In Ungarn ist der Stalinismus lebendig." Als der Budapester Zeitungsverkäufer István G. den Kommentar des ehemaligen italienischen Präsidenten Francesco Cossiga zur ersten Runde der ungarischen Parlamentswahlen las, war er nicht einmal empört. Er lachte nur verächtlich. Was versteht der Westen Europas schon von seiner östlichen Mitte? Die einen vermuten überall wildwuchernden Nationalismus mit kleinen Schirinowskijs; die anderen fürchten eine Wiederkehr der kommunistischen Diktatur. Dabei ist das eine so falsch wie das andere.

In den Visegrad-Staaten, zu denen neben Polen, Ungarn und der Slowakei trotz aller Distanzierungen ihres Ministerpräsidenten Václav Klaus auch die Tschechische Republik zählt, ist augenblicklich weder ein starker Rechts- noch Linksextremismus erkennbar. Vielmehr findet eine Wende von der rechten zur linken Mitte statt. In Polen sitzt die Sozialdemokratie (die gewendete kommunistische Partei) bereits in der Regierung; in Ungarn siegten die postkommunistischen Sozialisten mit starker Überlegenheit in den Parlamentswahlen, und in der Slowakei zog die KP-Nachfolgeorganisation "Demokratische Linke" bei Meinungsumfragen fast mit der Partei des gestürzten Ministerpräsidenten Vladimir Mečiar gleich: Vor fünf Jahren wäre dies eine unvorstellbare und moralisch äußerst anrüchige Entwicklung gewesen.

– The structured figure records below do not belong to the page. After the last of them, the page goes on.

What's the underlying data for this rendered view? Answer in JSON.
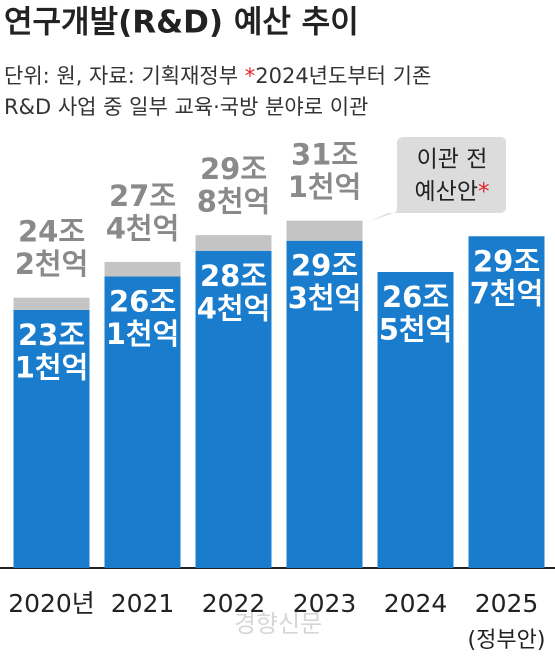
{
  "chart_data": {
    "type": "stacked_bar",
    "title": "연구개발(R&D) 예산 추이",
    "subtitle_lines": [
      "단위: 원, 자료: 기획재정부 ",
      "2024년도부터 기존",
      "R&D 사업 중 일부 교육·국방 분야로 이관"
    ],
    "note_mark": "*",
    "categories": [
      "2020년",
      "2021",
      "2022",
      "2023",
      "2024",
      "2025"
    ],
    "category_sublabels": [
      null,
      null,
      null,
      null,
      null,
      "(정부안)"
    ],
    "series": [
      {
        "color": "#1a7ccc",
        "values": [
          23.1,
          26.1,
          28.4,
          29.3,
          26.5,
          29.7
        ],
        "value_labels": [
          "23조 1천억",
          "26조 1천억",
          "28조 4천억",
          "29조 3천억",
          "26조 5천억",
          "29조 7천억"
        ]
      },
      {
        "color": "#c4c4c4",
        "values": [
          1.1,
          1.3,
          1.4,
          1.8,
          null,
          null
        ]
      }
    ],
    "totals": {
      "values": [
        24.2,
        27.4,
        29.8,
        31.1,
        null,
        null
      ],
      "labels": [
        "24조 2천억",
        "27조 4천억",
        "29조 8천억",
        "31조 1천억",
        null,
        null
      ]
    },
    "annotation": {
      "lines": [
        "이관 전",
        "예산안"
      ],
      "mark": "*"
    },
    "watermark": "경향신문"
  }
}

Damals war der Protest zwangsläufig von liberalen und konservativ-nationalen Forderungen getragen, richtete er sich doch gegen eine Diktatur unter linkem Vorzeichen. Freiheit galt mehr als Gleichheit. Und die Sehnsucht nach Freiheit belebte den Nationalismus.

"Menschen, die ihre Nation befreien wollen, möchten bei sich sein", sagt der Philosoph Leszek Kolakowski, und "die verzweifelte Suche der nachkommunistischen Welt nach nationaler Identität ist ein Zeugnis dieses Bedürfnisses." Überall in Osteuropa wurden gewaltsam ausgegrenzte Traditionen wieder aufgenommen und diskreditierte Nationalhelden rehabilitiert. Verschmähte Wahrzeichen und Symbole kehrten an ihre historischen Orte zurück – nicht selten zum Befremden des Auslands. Denn bei der Wiederbelebung von Vorkriegstraditionen verschwomm so manches Mal die Grenze zu ihren extremen – revanchistischen, antisemitischen, autoritären – Bestandteilen. Der Westen Europas blickte irritiert auf seinen Osten und malte sich Schreckensbilder von Chauvinismus, Aggressionen, Grenzrevisionen und Krieg aus.

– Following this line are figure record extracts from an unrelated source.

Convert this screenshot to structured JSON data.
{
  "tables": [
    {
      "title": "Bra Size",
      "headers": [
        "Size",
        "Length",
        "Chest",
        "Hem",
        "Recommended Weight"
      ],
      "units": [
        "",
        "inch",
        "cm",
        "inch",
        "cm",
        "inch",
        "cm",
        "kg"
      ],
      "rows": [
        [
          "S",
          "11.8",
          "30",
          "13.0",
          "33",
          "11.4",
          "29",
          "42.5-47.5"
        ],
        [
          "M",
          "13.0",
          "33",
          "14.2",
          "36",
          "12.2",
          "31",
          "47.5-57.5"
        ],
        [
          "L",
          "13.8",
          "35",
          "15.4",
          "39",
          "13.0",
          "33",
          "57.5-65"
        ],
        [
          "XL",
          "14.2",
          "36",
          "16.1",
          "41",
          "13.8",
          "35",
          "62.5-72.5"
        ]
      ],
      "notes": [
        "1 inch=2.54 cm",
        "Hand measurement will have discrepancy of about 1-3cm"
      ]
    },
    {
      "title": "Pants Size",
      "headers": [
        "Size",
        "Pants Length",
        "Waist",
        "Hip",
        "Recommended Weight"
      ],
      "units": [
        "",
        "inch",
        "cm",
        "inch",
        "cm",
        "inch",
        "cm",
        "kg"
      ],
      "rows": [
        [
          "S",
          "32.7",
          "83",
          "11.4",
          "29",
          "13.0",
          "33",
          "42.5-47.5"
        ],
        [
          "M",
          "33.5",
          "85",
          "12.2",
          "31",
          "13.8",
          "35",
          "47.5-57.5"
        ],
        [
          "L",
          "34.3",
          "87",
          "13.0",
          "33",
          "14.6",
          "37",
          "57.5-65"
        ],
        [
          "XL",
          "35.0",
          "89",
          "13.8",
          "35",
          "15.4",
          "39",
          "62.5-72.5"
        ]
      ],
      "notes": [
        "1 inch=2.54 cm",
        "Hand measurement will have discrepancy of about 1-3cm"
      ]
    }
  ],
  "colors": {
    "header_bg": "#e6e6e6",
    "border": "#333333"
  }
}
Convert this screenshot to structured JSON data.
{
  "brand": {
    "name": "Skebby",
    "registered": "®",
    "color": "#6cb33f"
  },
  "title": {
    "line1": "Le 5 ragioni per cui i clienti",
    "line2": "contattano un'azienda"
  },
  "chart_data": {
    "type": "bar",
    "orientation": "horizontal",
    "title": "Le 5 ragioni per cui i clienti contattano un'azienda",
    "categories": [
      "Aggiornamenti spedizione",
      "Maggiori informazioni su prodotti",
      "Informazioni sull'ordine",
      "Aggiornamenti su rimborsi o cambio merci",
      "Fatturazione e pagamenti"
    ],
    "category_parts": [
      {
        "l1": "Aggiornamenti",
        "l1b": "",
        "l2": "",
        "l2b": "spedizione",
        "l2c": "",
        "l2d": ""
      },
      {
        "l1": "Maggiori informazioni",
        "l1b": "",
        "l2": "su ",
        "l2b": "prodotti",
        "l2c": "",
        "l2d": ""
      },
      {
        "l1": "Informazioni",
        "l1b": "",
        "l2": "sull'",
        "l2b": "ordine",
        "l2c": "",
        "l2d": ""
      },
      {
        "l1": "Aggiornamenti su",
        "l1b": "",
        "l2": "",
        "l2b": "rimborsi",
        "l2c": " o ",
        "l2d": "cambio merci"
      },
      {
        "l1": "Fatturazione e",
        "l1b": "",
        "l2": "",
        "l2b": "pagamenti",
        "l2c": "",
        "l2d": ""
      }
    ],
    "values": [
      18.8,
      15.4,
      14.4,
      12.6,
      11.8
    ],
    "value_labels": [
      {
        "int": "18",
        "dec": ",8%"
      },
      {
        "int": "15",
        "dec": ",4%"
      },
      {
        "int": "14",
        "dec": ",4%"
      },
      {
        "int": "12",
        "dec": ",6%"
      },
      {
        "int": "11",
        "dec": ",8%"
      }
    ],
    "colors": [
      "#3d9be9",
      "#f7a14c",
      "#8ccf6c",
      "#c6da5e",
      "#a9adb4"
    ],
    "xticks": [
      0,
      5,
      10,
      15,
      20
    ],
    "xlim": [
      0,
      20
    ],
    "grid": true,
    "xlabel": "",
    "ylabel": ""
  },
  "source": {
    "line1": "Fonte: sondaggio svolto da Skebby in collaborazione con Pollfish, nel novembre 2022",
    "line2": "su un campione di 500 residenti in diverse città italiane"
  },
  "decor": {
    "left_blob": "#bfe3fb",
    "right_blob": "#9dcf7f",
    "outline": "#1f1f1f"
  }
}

Doch die Furcht, im Osten Mitteleuropas könnte sich das Drama Jugoslawiens wiederholen, erwies sich als unbegründet. Die Slowaken trennten sich auf zivilisierte Weise von den Tschechen; Revisionsansprüche einiger Ungarn auf Siebenbürgen, die Südslowakei und Teile der Vojvodina wurden nie Bestandteil der offiziellen Außenpolitik; und die Konflikte mit den jeweiligen Minderheiten, manchmal aus innenpolitischen Gründen hochgespielt, entschärften sich im Laufe der Zeit von selbst.

Für István Csurka, den geifernden Antisemiten, stimmten bei den ungarischen Wahlen nur anderthalb Prozent der Wähler. Auf slowakischer Seite hat die neue Regierung unter Ministerpräsident Josef Moravčik den Dialog mit der ungarischen Minderheit wieder aufgenommen.